Irina was baptized in the Chudov Monastery by her grandfather Patriarch Filaret, a crucifix formerly belonging to Ivan the Terrible was gifted to Irina and used in the ceremony. Like other Russian princesses of her time, Irina grew up secluded from men and the world outside of the terem, where she was taught reading, writing, and needlework.

In 1640, Irina was engaged to marry Valdemar Christian of Schleswig-Holstein when she was 13.

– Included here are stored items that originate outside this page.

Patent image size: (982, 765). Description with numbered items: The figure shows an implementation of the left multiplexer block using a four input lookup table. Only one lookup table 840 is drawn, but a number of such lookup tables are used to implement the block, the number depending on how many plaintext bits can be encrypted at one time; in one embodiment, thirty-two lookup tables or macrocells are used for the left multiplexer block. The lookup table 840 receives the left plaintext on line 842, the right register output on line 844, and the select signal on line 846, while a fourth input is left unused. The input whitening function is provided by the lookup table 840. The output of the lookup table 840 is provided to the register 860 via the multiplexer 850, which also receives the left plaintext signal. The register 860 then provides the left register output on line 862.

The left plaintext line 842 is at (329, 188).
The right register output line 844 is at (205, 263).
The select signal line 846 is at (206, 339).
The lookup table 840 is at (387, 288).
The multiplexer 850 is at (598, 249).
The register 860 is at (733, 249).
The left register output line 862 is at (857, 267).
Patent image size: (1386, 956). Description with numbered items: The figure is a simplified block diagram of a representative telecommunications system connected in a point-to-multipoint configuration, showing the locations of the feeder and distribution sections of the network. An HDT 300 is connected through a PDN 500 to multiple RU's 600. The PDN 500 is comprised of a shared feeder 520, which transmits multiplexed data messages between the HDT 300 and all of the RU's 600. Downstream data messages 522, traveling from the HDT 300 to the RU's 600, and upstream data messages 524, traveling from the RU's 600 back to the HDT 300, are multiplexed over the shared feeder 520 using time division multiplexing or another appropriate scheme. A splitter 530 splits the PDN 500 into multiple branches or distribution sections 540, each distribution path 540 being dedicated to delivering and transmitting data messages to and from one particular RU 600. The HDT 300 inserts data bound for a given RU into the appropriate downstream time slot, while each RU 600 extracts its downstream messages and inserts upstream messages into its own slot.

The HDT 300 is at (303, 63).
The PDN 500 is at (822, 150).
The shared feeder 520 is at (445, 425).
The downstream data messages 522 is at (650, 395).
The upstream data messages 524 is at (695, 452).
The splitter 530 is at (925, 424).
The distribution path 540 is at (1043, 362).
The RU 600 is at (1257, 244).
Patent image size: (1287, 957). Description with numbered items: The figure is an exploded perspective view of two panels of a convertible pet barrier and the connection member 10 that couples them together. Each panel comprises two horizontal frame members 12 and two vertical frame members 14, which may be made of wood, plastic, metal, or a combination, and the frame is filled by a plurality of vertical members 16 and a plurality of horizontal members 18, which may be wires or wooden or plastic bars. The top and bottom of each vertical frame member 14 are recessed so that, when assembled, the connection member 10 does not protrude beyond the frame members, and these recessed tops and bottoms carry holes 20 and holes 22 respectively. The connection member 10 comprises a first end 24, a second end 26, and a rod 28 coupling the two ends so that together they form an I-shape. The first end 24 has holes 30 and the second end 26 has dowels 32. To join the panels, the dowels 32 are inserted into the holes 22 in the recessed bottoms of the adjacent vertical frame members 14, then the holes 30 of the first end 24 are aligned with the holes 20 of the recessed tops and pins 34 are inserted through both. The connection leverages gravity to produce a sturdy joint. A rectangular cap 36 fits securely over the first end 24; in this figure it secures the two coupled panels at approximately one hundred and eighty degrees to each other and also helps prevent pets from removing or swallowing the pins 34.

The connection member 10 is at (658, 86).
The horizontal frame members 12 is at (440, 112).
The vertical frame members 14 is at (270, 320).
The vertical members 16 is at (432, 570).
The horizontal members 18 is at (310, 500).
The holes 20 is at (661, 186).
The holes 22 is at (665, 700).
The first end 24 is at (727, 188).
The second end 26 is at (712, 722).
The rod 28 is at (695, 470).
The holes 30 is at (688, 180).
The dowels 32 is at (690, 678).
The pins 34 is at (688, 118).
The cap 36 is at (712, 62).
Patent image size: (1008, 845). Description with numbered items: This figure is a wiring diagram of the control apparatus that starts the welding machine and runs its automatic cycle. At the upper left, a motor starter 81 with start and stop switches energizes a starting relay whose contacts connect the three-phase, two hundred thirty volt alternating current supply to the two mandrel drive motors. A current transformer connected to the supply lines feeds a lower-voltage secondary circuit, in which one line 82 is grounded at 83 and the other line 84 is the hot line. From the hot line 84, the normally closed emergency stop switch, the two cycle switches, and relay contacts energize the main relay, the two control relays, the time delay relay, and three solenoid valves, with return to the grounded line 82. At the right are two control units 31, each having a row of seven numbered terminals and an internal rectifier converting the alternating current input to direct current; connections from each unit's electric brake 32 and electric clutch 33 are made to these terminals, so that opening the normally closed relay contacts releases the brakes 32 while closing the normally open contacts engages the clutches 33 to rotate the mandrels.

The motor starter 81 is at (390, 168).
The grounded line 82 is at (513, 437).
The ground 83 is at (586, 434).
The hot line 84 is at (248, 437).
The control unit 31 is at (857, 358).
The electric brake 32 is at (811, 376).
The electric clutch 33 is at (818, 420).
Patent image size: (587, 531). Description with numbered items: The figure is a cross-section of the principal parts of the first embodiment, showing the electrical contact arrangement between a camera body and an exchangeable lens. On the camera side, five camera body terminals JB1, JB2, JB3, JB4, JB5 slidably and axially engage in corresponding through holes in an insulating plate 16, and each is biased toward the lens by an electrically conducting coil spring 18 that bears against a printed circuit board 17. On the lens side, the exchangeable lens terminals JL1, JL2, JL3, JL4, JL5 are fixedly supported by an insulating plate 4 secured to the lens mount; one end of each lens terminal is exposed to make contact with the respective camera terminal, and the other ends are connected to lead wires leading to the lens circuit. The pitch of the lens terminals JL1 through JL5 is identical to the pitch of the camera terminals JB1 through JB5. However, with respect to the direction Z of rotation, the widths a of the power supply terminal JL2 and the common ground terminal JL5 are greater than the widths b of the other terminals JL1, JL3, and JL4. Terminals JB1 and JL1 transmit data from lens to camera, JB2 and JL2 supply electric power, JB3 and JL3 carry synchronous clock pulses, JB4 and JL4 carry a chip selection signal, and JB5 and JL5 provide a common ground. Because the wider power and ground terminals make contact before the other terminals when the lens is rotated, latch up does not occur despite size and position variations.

Valdemar arrived in Russia for the wedding in 1644, but after arriving, he refused to convert to the Orthodox faith despite the Tsar's influence. Valdemar was imprisoned in an attempt to change his mind, until 1645 upon the death of Michael I and Alexis I acceded to the throne. Irina never married.

=== Later life ===
Irina was close to her brother, Tsar Alexis, who mentions her before his wife and children in his letters and seem to have regarded her as the first lady of the family. She exerted some degree of influence over him, but their relationship cooled down during Alexis' second marriage in 1671. After this, she spent more time on an estate which she had inherited from her grandmother, Xenia Shestova, outside of Moscow.

She devoted her life mainly on her estate, and showed support for the Old Believers, whom she on several occasions saved from execution. In 1672, at the baptism of Peter the Great, she and Feodor III of Russia became his godparents.